The Winnipeg Art Gallery is waiting to open its doors to the public - here's why.

A downtown art gallery is excited to see visitors again but before they do that they have some work to do.

"We were the first to open in the last round of reopenings. We have always been really quick to reopen to be there for the public," Amy Rebecca Harrison, Engagement Supervisor says, noting that this time it will be different. "Being able to actually be in the same space as some of these incredible artworks, it can't be matched at home and it can't be matched online."

As of Saturday, art galleries will be able to open their doors, but the Winnipeg Art Gallery (WAG) is waiting another month for in-person visits. Harrison says the wait is because they are putting the finishing touches on Naadohbii: To Draw Water, their inaugural Winnipeg Indigenous Triennial, and preparing their COVID-19 prevention measures.
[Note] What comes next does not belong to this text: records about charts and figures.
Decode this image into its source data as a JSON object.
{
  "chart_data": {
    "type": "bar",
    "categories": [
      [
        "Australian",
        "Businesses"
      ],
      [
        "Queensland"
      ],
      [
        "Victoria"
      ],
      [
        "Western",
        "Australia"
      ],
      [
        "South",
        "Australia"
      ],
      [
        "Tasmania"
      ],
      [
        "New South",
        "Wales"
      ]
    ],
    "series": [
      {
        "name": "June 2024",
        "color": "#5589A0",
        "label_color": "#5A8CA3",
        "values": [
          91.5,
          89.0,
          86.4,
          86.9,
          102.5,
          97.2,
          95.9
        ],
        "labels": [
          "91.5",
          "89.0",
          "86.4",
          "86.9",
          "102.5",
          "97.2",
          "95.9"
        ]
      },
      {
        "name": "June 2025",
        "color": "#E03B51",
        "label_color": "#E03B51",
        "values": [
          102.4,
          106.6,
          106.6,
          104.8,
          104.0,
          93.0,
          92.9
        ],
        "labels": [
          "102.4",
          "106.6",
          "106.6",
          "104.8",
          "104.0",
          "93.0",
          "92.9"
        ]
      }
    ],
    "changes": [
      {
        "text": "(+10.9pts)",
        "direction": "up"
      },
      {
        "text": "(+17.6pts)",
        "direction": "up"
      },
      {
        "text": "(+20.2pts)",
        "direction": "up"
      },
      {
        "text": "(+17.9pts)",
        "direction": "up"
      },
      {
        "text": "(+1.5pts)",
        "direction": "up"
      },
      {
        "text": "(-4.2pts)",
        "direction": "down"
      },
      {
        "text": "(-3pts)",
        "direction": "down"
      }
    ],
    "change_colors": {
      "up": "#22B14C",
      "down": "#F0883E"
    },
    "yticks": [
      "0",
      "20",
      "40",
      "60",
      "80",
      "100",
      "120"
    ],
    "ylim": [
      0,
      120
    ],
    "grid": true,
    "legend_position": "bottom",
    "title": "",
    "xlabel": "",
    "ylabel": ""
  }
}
"We just want to make sure the gallery is fully ready to welcome visitors."

Harrison says it has been strange seeing the WAG void of visitors and is excited to welcome people back. Part of the welcome will include a virtual opening on August 13 and free admission on August 14

"It is such a great feeling. We are a public space first and foremost, so it has been challenging planning for our exhibitions and even just for staff morale to not have visitors in the space, and sometimes not even be there ourselves."

The all-new Naadohbii gallery will feature art from various Indigenous groups, showcasing global talent. The brand-new exhibit and new Qaumajuq will give visitors a lot to see.

The long-awaited Qaumajuq opened in the spring for the first time, showcasing Inuit art, but due to changing restrictions the doors closed soon after opening to the public and have not been open since.

"We know that for many people this will be the first time that they will be able to see Quamajuq... so we just want to make sure that everything is in place to keep visitors safe and happy."

Appreciation for art has not ceased. Harrison says they have been using their online platforms, showcasing art, engaging people with making art with WAG at Home, and hosting virtual events. A mobile exhibit called Nakatamaakewin is travelling across Manitoba to showcase pieces part of Quamajuq.